Immer wieder fühlt man sich während der 100-minütigen Dokumentation an Becketts "Glückliche Tage" erinnert. "Keine Schmerzen - fast keine. Keine Verbesserung - keine Verschlimmerung. Ein glücklicher Tag!" Kleine Momente der Erleichterung machen leidvolle Tage zu glücklichen.
Eine Reise in eine fremde Welt
Dreieinhalb Jahre lang hat Roswitha Ziegler gemeinsam mit ihrer Tochter ihren Lebensgefährten und Vater der gemeinsamen Tochter Rosa Hannah den Regisseur und Schauspieler Jochen Fölster auf seinem Weg von der Diagnose Krebs bis zum letzten Atemzug begleitet. Es ist ein Film über einem Rückzug - und darüber, wie die Angehörigen mit der Krankheit und dem langen Abschied umgehen.

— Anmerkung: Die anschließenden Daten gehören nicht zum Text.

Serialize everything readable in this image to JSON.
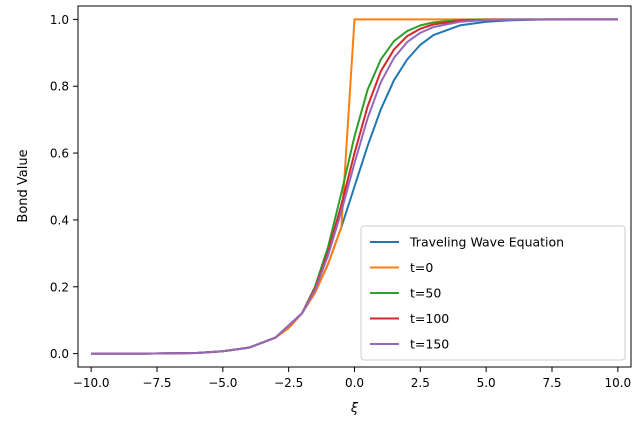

Eine Achterbahnfahrt von Hoffen, Resignieren, wieder Hoffen.
"Durch die Filmaufnahmen kann ich mich ein wenig distanzieren, versinke ich nicht
vollkommen in Angst und Panik," so Roswitha Ziegler über ihre Motivation, neben der aufreibenden Pflegetätigkeit auch noch die Anstrengungen eines Dokumentarfilms auf sich zu nehmen.
Sensibel beobachtet die Kamera die fortschreitende Reduzierung: Zuerst noch Gehen aus eigener Kraft, dann der Krückstock, dann der Rollator, der Rollstuhl. Irgendwann findet das Leben nur noch im Zimmer statt. Ein Krankenbett ersetzt das altgewohnte Bett. Am Schluss kann der Kranke sein Zimmer nur noch durch Gitterstäbe wahrnehmen - er hatte sich zuvor beim Herausfallen einen Rückenwirbel gebrochen. Lediglich der Blick in den Himmel bleibt ungestört.
"Noch hier schon da" ist ein wichtiger Film. Nicht nur, weil er schonungslos selbst die erbärmlichsten Momente nicht verschweigt, wobei er nie voyeuristisch wird. Er ist auch wichtig, weil der Umgang von Jochen Fölster mit seiner tödlichen Krankheit zeigt, dass selbst die tödlichste Krankheit Humor und Lebenslust nicht zwangsläufig zerstören muss. Mit Galgenhumor und Ironie nimmt er sein Schicksal auf - es ist für den Schauspieler die "letzte Rolle" die er noch zu spielen hat.
Sicher, irgendwann kommt der Punkt, an dem der Abschied unausweichlich wird und die Anstrengungen nur mit übermenschlicher Kraft auszuhalten sind. Auch das macht der Film deutlich: die Überforderung der Angehörigen im Umgang mit dem alltäglichen Leid. Mit ihrer Dokumentation holt Roswitha Ziegler den Sterbeprozess zurück ins Leben, raus aus seiner versteckten Ecke im privaten Hinterzimmer.
"Noch hier schon da" hat am Freitag, dem 20. Februar um 20.15 Uhr Premiere im Kulturverein Platenlaase.
Foto / Roswitha Ziegler: Noch kann der Kranke auf einem Fuß stehen. "Noch hier schon da" beobachtet eindringlich die fortschreitende Reduzierung auf immere engere Horizonte.